Dengan penyidikan di satu tangan, maka JPU dapat mendakwakan
secara kumulatif antara tindak pidana asal dan tindak pidana pencucian uang dan
melimpahkannya secara bersamaan ke pengadilan. Hal demikian secara tidak
langsung akan menciptakan peradilan yang cepat (speedy trial), karena cukup disidangkan oleh satu majelis hakim.

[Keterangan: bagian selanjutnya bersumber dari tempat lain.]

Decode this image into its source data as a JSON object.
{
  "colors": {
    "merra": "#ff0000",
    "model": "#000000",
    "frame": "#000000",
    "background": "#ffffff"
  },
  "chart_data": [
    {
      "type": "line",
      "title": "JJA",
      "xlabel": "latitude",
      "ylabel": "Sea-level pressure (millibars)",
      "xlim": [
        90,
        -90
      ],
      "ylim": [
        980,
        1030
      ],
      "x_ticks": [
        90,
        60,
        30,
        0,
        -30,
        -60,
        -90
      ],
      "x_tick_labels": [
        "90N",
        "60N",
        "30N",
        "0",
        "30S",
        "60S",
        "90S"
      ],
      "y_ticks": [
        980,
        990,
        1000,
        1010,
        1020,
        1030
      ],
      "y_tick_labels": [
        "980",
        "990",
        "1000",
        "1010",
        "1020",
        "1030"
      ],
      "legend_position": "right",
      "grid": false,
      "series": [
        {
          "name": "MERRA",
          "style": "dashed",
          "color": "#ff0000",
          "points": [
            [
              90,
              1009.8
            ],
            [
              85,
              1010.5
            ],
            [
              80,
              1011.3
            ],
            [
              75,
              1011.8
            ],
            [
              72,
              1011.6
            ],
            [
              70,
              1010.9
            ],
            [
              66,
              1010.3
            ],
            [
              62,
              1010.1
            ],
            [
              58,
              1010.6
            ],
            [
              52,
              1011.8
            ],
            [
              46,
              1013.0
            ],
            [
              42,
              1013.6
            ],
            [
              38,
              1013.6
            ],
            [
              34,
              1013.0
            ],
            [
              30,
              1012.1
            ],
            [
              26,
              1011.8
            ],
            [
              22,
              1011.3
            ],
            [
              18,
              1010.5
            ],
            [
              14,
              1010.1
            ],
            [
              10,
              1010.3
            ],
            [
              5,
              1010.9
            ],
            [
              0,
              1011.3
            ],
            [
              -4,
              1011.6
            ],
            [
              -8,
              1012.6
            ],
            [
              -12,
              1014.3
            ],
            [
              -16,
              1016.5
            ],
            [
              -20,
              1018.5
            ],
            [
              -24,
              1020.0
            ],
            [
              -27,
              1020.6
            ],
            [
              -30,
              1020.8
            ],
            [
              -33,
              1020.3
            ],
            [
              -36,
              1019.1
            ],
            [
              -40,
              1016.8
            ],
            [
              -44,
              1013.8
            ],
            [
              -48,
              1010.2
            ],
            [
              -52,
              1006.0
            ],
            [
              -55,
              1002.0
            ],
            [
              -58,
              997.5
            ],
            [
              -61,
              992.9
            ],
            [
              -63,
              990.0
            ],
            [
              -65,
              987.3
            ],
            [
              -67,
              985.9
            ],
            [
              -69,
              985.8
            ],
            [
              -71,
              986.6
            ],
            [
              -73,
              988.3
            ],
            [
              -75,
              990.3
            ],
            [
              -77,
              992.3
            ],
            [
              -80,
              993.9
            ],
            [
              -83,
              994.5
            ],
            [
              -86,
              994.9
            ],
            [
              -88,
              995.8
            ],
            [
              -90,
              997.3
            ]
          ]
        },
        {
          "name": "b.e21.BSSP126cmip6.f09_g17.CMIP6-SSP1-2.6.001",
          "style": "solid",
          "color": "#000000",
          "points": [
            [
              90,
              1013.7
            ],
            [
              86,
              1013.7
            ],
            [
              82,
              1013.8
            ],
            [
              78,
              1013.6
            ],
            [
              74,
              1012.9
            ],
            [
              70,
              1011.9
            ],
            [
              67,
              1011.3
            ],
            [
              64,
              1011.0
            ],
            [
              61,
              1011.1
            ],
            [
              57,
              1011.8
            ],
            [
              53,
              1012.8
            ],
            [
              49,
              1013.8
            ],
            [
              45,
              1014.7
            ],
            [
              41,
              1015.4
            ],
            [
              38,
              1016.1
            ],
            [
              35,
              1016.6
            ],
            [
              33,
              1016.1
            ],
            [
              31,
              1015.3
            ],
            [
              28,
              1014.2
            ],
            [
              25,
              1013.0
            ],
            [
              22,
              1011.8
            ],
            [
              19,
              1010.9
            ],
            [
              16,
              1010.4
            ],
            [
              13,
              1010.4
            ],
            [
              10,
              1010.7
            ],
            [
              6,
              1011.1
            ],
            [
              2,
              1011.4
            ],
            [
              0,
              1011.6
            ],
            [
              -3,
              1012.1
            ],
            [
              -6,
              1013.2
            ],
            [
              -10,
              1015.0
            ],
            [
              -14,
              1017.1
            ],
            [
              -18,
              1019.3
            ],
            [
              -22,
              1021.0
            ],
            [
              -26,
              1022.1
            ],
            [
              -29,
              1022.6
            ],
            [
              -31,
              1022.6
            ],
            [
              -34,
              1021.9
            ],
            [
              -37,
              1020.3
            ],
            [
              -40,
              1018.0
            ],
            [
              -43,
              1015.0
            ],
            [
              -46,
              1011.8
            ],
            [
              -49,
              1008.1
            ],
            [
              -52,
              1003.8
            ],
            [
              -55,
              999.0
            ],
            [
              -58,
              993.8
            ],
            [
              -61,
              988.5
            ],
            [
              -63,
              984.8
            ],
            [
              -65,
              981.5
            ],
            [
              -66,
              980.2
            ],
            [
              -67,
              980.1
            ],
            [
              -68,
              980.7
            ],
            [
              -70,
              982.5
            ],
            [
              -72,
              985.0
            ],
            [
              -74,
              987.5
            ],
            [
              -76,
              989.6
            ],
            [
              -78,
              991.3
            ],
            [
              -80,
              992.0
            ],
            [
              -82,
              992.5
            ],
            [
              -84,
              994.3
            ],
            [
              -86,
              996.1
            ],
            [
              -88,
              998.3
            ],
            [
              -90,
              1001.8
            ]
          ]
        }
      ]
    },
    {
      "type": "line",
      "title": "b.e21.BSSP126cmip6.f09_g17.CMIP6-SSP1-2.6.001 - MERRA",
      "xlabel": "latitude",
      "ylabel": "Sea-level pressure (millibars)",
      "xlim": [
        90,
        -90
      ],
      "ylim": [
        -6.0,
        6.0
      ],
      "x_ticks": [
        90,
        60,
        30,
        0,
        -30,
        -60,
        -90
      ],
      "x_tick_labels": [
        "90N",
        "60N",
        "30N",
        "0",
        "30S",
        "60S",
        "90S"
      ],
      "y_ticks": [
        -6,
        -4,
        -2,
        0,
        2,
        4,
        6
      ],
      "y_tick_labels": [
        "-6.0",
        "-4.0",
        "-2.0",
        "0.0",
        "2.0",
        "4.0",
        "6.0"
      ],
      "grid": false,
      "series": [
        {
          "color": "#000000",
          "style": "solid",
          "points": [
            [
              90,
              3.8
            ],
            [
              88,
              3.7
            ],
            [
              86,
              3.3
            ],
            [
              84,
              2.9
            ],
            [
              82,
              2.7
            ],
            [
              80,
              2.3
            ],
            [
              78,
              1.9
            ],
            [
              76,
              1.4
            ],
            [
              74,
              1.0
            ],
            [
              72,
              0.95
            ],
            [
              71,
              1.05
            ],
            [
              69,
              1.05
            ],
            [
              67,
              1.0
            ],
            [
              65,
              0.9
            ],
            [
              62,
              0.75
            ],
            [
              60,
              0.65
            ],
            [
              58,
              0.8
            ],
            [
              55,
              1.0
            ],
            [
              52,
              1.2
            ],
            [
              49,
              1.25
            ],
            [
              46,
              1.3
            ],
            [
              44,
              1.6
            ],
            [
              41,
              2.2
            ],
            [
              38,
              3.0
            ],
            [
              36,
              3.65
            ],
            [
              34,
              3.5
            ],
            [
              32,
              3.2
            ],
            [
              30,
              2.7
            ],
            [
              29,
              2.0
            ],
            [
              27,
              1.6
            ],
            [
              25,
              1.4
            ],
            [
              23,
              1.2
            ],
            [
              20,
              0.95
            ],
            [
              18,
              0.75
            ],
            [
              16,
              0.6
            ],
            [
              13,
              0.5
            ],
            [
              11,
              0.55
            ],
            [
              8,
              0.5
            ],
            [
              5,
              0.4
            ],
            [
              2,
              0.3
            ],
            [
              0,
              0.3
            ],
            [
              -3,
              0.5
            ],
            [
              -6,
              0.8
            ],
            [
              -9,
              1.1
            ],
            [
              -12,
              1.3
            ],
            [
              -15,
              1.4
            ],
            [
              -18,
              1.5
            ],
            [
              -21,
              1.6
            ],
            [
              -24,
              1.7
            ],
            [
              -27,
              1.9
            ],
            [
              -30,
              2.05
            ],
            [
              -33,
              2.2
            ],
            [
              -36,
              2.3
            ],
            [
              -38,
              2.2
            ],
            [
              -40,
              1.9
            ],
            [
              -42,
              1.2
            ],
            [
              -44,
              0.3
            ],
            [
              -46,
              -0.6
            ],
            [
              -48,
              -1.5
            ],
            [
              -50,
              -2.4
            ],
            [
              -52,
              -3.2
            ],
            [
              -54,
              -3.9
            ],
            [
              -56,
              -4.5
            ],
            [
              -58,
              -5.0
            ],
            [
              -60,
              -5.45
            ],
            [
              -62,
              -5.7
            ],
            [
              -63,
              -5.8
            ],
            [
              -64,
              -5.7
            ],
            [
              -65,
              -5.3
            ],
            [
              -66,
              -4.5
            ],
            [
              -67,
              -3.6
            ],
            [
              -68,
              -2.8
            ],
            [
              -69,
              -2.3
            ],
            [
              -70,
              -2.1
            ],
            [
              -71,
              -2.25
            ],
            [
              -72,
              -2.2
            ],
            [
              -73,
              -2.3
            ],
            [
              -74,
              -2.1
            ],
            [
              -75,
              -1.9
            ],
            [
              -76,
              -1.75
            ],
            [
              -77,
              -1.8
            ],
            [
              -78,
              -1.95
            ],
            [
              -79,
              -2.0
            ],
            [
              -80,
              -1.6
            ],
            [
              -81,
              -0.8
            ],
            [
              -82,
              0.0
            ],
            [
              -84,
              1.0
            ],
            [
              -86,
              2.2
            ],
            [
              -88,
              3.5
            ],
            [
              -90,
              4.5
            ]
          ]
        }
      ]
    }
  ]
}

Dapat juga memberikan kepercayaan kepada penyidik asal penyidik
dimaksud selalu menambah sikap profesionalisme dalam penanganan kasus yang
bersifat kompleks, multi-dimensi. Pasal 74 ketentuan UU No 8/2010 menyebutkan,
penyidikan TPPU dilakukan oleh penyidik pidana asal sesuai dengan ketentuan
peraturan perundang-undangan, kecuali ditentukan lain menurut UU ini. Lebih
lanjut, dalam Pasal 74 dijelaskan bahwa yang dimaksud 'penyidik tindak pidana
asal' adalah pejabat dari instansi yang oleh UU diberi kewenangan melakukan
penyidikan, selain Polri yang selama ini menangani penyidikan TPPU diberikan
juga kepada, antara lain Kejaksaan, KPK, BNN, serta Dirjen Pajak dan Dirjen Bea
dan Cukai, Kemenkeu RI, di mana penyidik tindak pidana asal dapat melakukan
penyidikan TPPU apabila menemukan bukti permulaan yang cukup terjadinya TPPU
saat melakukan penyidikan tindak pidana asal sesuai kewenangannya.
Beberapa pakar hukum memandang, pemberian wewenang
penyidikan TPPU oleh kejaksaan merupakan sebuah kemunduran karena seolah
kembali era Herziene Indische Reglemen (HIR). Pada waktu HIR masih berlaku
sebagai hukum acara pidana di Indonesia, penyidik dipandang sebagai bagian dari
penuntutan di mana dengan kewenangan yang demikian menjadikan jaksa sebagai
koordinator penyidikan, bahkan jaksa dapat melakukan sendiri penyidikan.
Namun dengan berlakunya UU No 8/1981 tentang KUHAP, maka
terjadi suatu diferensiasi dan kompartemensasi. Diferensiasi, yaitu pembedaan
tugas dan wewenang tingkatan pemeriksaan sejak dari penyidik, penuntutan dan
pemeriksaan di persidangan. Sedangkan kompartemensasi adalah memberikan sekat
terhadap tugas dan wewenang penyidik dan penuntut umum, tetapi tidak boleh
mengganggu usaha adanya satu kebijakan penyidikan dan penuntutan yang merupakan
kerja bersama dalam proses peradilan pidana.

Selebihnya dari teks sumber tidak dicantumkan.